En matière budgétaire, il est vraiment important de savoir d’où l’on vient, ce qu’on a fait, afin de pouvoir avancer avec sérénité. En termes de bilan de l’exécution du budget 2022, il n’est pas encore possible d’avoir des chiffres exacts en ce moment, car des choses se font encore et ce n’est qu’en fin janvier 2023 que nous pourrons les consolider définitivement. Toutefois, sur le plan quantitatif, et selon les données provisoires dont nous disposons, on peut déjà dire que les recettes internes seront conformes aux prévisions, de même que les dépenses. Nos estimations tablent sur un déficit budgétaire de 1,8%, au lieu des 2% projetés dans la loi de finances. Un taux en deçà des 3% conseillé dans la zone CEMAC, signe que l’endettement a été de moindre envergure. Sur le plan qualitatif, nous pouvons déjà dire que les objectifs fixés ont été globalement atteints. En 2022, parmi les objectifs fixés par le président de la République, il y avait le maintien des prix des carburants à la pompe, cela a été fait, contre un effort budgétaire de 700 milliards de F, comme le chef de l’Etat l’a lui-même rappelé dans son important discours à la nation le 31 décembre dernier. Il était prévu d’assurer la continuité dans l’approvisionnement de nos marchés et nous n’avons pas connu de rupture dans cette chaîne, même s’il y a eu quelques tensions de temps à autre. La paix et la sécurité du territoire devaient être maintenues, c’est le cas. Le Cameroun devait participer à la coupe du monde de football, les Lions indomptables y sont allés. La gestion de la crise liée aux revendications des enseignants devait être gérée de façon minutieuse et ces enseignants ont été payés selon le calendrier préétabli. Ceux qui n’ont pas encore perçu leur dû savent exactement à quel moment ce sera fait. Nous avions également pour mission d’assurer le fonctionnement régulier des administrations et autres institutions, de veiller à l’opérationnalisation de nouvelles universités et des régions. Tout cela est une réalité à ce jour. C’est donc globalement un motif de satisfaction, car une loi de finances est faite pour contribuer à la stabilité d’un pays et au Cameroun, le gouvernement y travaille ardemment.
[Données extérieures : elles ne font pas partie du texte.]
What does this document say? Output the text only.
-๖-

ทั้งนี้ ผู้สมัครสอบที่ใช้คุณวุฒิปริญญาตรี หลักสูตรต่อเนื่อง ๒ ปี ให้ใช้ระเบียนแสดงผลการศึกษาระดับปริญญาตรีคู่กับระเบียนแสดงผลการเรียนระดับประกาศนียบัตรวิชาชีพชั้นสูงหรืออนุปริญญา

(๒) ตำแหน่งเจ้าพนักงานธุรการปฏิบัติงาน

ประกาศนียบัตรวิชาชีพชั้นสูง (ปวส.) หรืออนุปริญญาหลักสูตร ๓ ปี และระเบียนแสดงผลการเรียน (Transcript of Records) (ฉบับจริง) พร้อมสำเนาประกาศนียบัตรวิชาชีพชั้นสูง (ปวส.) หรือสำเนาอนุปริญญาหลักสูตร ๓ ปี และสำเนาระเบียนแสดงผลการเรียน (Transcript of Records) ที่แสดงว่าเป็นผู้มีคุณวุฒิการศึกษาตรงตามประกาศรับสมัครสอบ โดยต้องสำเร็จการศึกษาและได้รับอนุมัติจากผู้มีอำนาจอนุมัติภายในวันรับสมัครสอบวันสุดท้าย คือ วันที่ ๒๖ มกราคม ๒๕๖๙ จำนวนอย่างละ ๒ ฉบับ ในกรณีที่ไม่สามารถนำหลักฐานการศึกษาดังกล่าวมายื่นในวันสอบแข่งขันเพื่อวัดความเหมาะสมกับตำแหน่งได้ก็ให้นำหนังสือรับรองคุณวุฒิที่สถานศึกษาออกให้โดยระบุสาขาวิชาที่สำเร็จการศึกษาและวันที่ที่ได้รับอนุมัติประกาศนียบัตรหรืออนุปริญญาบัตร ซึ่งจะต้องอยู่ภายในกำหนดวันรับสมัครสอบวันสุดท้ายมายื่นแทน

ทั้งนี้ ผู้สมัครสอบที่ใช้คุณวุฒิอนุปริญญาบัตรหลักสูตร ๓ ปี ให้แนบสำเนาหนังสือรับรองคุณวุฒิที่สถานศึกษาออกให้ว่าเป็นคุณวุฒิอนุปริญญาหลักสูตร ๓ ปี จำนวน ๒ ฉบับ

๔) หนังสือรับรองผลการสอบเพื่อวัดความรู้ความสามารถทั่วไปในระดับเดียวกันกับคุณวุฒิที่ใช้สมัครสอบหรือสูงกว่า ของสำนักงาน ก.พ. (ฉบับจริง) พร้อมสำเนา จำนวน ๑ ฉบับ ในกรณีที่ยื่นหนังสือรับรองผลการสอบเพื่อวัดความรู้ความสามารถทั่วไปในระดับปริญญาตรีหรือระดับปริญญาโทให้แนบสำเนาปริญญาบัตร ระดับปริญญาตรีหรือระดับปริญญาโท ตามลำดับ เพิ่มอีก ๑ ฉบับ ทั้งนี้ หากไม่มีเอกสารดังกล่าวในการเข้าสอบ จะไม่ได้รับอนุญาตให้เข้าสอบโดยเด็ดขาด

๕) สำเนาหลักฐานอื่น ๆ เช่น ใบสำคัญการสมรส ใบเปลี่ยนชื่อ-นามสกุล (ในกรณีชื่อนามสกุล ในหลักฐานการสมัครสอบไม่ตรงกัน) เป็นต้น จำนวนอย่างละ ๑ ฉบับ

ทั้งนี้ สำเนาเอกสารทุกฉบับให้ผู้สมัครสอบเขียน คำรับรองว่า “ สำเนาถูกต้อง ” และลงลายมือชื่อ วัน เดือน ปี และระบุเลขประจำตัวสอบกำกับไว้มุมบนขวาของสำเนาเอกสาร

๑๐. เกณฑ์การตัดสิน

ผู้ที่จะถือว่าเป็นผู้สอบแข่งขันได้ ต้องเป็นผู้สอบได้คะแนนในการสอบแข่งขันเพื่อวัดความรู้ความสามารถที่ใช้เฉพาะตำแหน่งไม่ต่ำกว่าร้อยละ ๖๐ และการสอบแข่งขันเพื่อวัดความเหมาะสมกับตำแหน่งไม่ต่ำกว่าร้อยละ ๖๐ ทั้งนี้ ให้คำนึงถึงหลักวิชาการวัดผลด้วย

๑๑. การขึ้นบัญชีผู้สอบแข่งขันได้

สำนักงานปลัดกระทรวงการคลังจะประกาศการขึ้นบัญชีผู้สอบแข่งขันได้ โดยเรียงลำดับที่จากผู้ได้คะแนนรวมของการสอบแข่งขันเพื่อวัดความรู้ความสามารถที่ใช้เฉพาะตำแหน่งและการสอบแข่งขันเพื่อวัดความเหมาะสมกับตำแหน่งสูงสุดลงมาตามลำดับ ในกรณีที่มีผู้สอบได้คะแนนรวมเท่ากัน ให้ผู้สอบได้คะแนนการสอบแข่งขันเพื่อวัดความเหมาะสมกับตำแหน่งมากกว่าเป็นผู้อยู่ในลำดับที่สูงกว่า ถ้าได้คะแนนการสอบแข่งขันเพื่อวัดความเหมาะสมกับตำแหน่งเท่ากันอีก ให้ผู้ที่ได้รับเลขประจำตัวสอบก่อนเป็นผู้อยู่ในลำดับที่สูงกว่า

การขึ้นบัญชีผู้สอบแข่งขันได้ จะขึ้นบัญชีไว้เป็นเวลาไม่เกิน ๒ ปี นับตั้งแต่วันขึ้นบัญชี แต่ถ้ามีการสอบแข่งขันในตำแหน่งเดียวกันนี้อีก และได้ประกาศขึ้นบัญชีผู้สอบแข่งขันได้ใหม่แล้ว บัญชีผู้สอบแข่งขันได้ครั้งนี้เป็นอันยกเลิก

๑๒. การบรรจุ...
Pour 2023, l’Etat s’est fixé pour objectif, dans la réalisation du budget, la consolidation budgétaire et de la reprise économique, l’accélération de la transformation structurelle, entre autres. Que doit-on comprendre, de manière simple, par ces concepts que certains trouvent ronflants ? 
Ces termes ont l’air savant c’est vrai, mais les Camerounais doivent savoir que c’est le jargon lié au budget. Si on s’arrête par exemple à la consolidation budgétaire, il faut simplement comprendre que c’est l’ensemble des actions qui permettent d’augmenter les recettes propres de l’Etat, de maîtriser la dépense et de garantir un endettement économiquement viable et soutenable. Pour garantir l’augmentation des recettes propres, on retrouve ainsi dans la loi de finances des mesures fiscales soit d’élargissement de l’assiette pour que le plus grand nombre contribue au développement du pays, soit de soutien de l’activité économique, pour que les acteurs économiques qui sont au centre de la production soient capables de produire mieux afin qu’en retour, on ait la plus-value économique en termes de nouvelles recettes propres. Concernant la dépense, nous devons la maîtriser pour que pendant que nous relevons nos recettes, nous dégagions les marges budgétaires pour nous permettre de dépenser ce que nous avons produit, nous évitant ainsi de recourir à un endettement insoutenable. Et parlant de l’endettement justement, il doit également être maîtrisé, mais surtout éviter d’en créer de manière incontrôlée. Il est aussi question que les dettes que nous contractons soient économiquement, financièrement et socialement rentables. C’est-à-dire qu’il faut prendre des dettes qui permettent de produire de quoi les rembourser, et dans les meilleures conditions. D’où la préférence, ces dernières années du recours à un endettement long et au marché financier local parce que, en nous endettant en franc CFA, on court moins de risques. 

La conjoncture internationale n’est pas encore propice à la reprise que le Cameroun souhaite tant. Quels leviers comptez-vous actionner pour atteindre ces objectifs ?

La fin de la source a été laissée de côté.